As I said, it's coarse and ordinary and it's beautiful because
it's ordinary. A plant gone wild and therefore become
rugged, indestructible, indomitable, in short: tough, resilient,
like anyone or thing has to be in order to survive.

"The Ubiquitous Day Lily of July" by David Budbill. © David Budbill. Reprinted with permission of the author. (buy now)

It was on this day in 1998 that Google was first incorporated as a company. Google was the brainchild of two Ph.D. students at Stanford University, Larry Page and Sergey Brin. They designed a search engine with one important difference from all the others: Instead of giving you results based on how many times your search term appeared on a Web page, they created software that would figure out how many times each relevant website was linked to from other relevant websites and sorted those and then laid them out for you, all on a clear, simple screen. Google is now an incredibly powerful and profitable company. In June of 2006, "Google" was added to the Oxford English Dictionary as a verb.
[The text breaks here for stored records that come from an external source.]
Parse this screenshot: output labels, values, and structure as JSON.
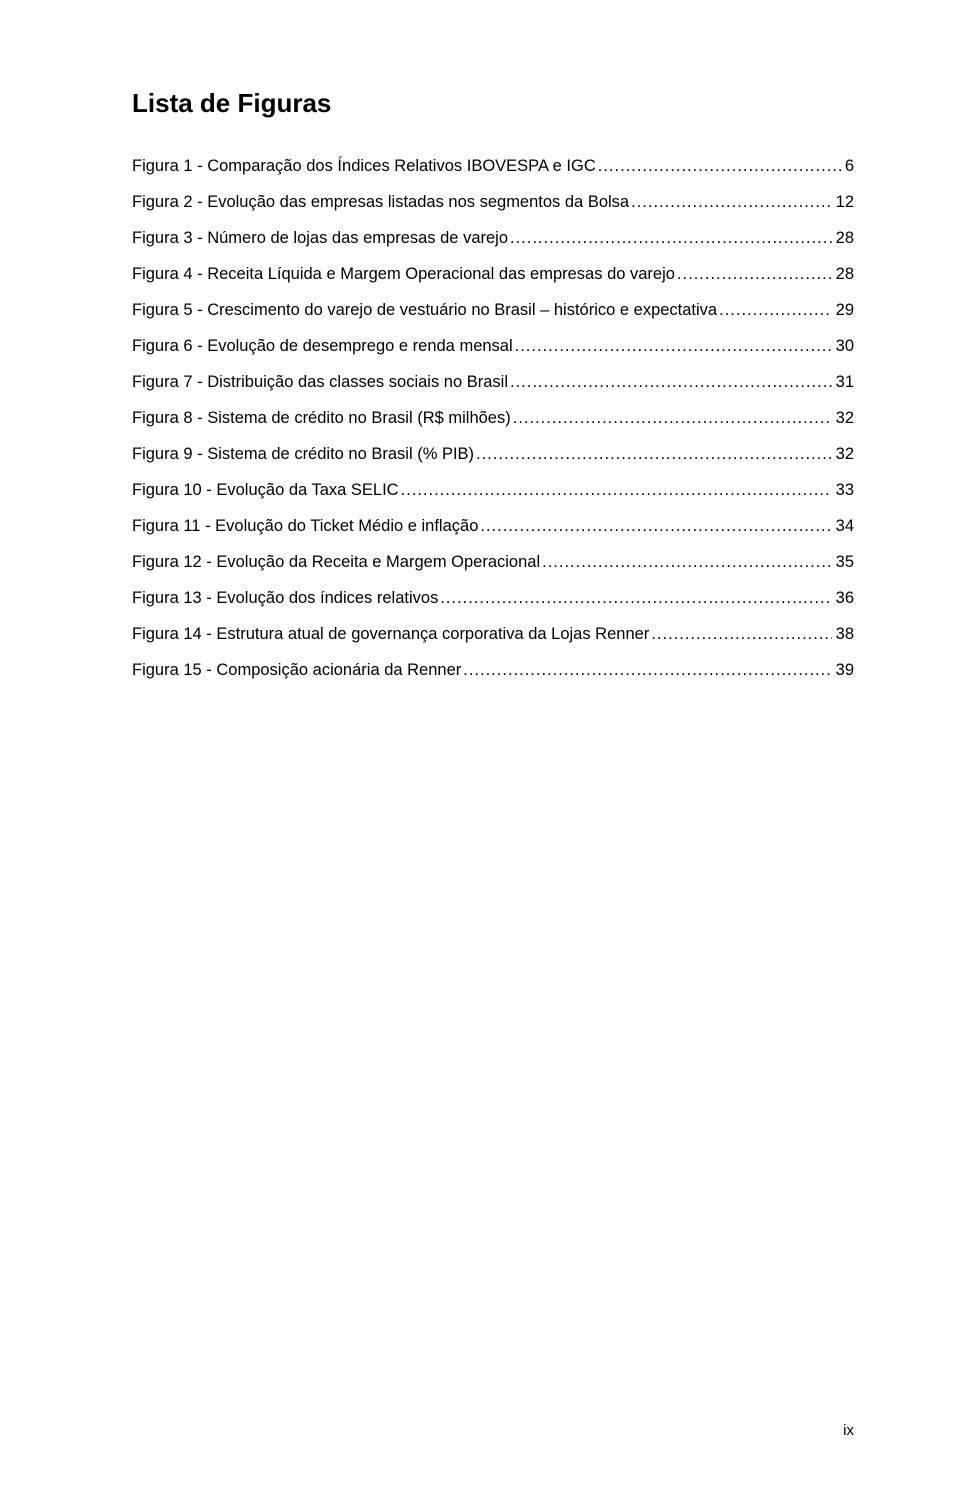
{
  "title": "Lista de Figuras",
  "page_number": "ix",
  "typography": {
    "title_fontsize_pt": 20,
    "body_fontsize_pt": 12,
    "font_family": "Arial",
    "text_color": "#000000",
    "background_color": "#ffffff",
    "line_height_em": 2.18
  },
  "entries": [
    {
      "label": "Figura 1 - Comparação dos Índices Relativos IBOVESPA e IGC",
      "page": "6"
    },
    {
      "label": "Figura 2 - Evolução das empresas listadas nos segmentos da Bolsa",
      "page": "12"
    },
    {
      "label": "Figura 3 - Número de lojas das empresas de varejo",
      "page": "28"
    },
    {
      "label": "Figura 4 - Receita Líquida e Margem Operacional das empresas do varejo",
      "page": "28"
    },
    {
      "label": "Figura 5 - Crescimento do varejo de vestuário no Brasil – histórico e expectativa",
      "page": "29"
    },
    {
      "label": "Figura 6 - Evolução de desemprego e renda mensal",
      "page": "30"
    },
    {
      "label": "Figura 7 - Distribuição das classes sociais no Brasil",
      "page": "31"
    },
    {
      "label": "Figura 8 - Sistema de crédito no Brasil (R$ milhões)",
      "page": "32"
    },
    {
      "label": "Figura 9 - Sistema de crédito no Brasil (% PIB)",
      "page": "32"
    },
    {
      "label": "Figura 10 - Evolução da Taxa SELIC",
      "page": "33"
    },
    {
      "label": "Figura 11 - Evolução do Ticket Médio e inflação",
      "page": "34"
    },
    {
      "label": "Figura 12 - Evolução da Receita e Margem Operacional",
      "page": "35"
    },
    {
      "label": "Figura 13 - Evolução dos índices relativos",
      "page": "36"
    },
    {
      "label": "Figura 14 - Estrutura atual de governança corporativa da Lojas Renner",
      "page": "38"
    },
    {
      "label": "Figura 15 - Composição acionária da Renner",
      "page": "39"
    }
  ]
}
It was on this day in 1888, in Rochester, New York, that George Eastman received a patent for his new, easy-to-use camera, the Kodak. Eastman began to study photography in 1877 while working in a Rochester bank. In 1880, he perfected a process for making "dry plates" and took his first photograph: a view of the Charles P. Ham building, across the street from his window.

He left the bank and founded the Eastman Dry Plate Company. Four years later, he devised a paper-backed film, which he marketed in roll form. In 1888, he introduced an inexpensive, simple camera he named, for no reason except it was easy to remember, the Kodak. "You push the button," the ads promised. "We do the rest."

It's the birthday of novelist Mary Renault (books by this author), born Mary Challans, in London, England (1905). She worked as a nurse during World War II, then settled in South Africa, where she began to write her highly successful series of historical novels set in ancient Greece. The novels were The Last of the Wine (1956), The King Must Die (1958), and The Bull from the Sea (1962). In The Last of the Wine, she wrote: "Madness is sacred to the gods. They give it us at the proper season to purge our souls, as they give us strong herbs to clean out our bodies."

It's the birthday of Richard Wright (books by this author), born on a plantation near Natchez, Mississippi (1908). He's the author of Uncle Tom's Children (1938), Black Boy (1945), as well as a number of short stories and a volume of haiku, but he's best known for his novel Native Son (1940).

He grew up in Jim Crow's South, the son of a sharecropper and a schoolteacher. His grandparents had been slaves. His father abandoned the family when Richard was five years old, and he moved with his mother to Memphis where he taught himself to read by secretly borrowing books from the whites-only library. He said, "My days and nights were one long, quiet, continuously contained dream of terror, tension, and anxiety."

When he was 19, he followed the Great Migration of blacks from the rural South to the urban centers in the North, winding up in Chicago. He found a city where blacks and whites sat on streetcars next to each other, bought newspapers at the same newsstands, ate at the same restaurants. He'd always known the rules in the segregated South, but in Chicago, he suddenly had no idea how he was supposed to act. At his first job as a dishwasher, he was shocked when a white waitress asked him to help tie her apron. He did so, and later wrote, "I continued my work, filled with all the possible meanings that tiny, simple, human event could have meant to any Negro in the South where I had spent my hungry days."

He spent 10 years in Chicago, working as a ditchdigger, hospital worker, and a postal clerk before he published his masterpiece Native Son (1940), the story of a black man named "Bigger Thomas" who gets a job as a driver for a beautiful, young white woman and then accidentally kills her. Native Son sold 215,000 copies in three weeks and went on to become the first best-selling novel by an African-American writer. Soon afterward, it was made into a Broadway musical. It's now required reading at many high schools across the country.

Richard Wright said, "I would hurl words into this darkness and wait for an echo, and if an echo sounded, no matter how faintly, I would send other words to tell, to march, to fight, to create a sense of hunger for life that gnaws in us all."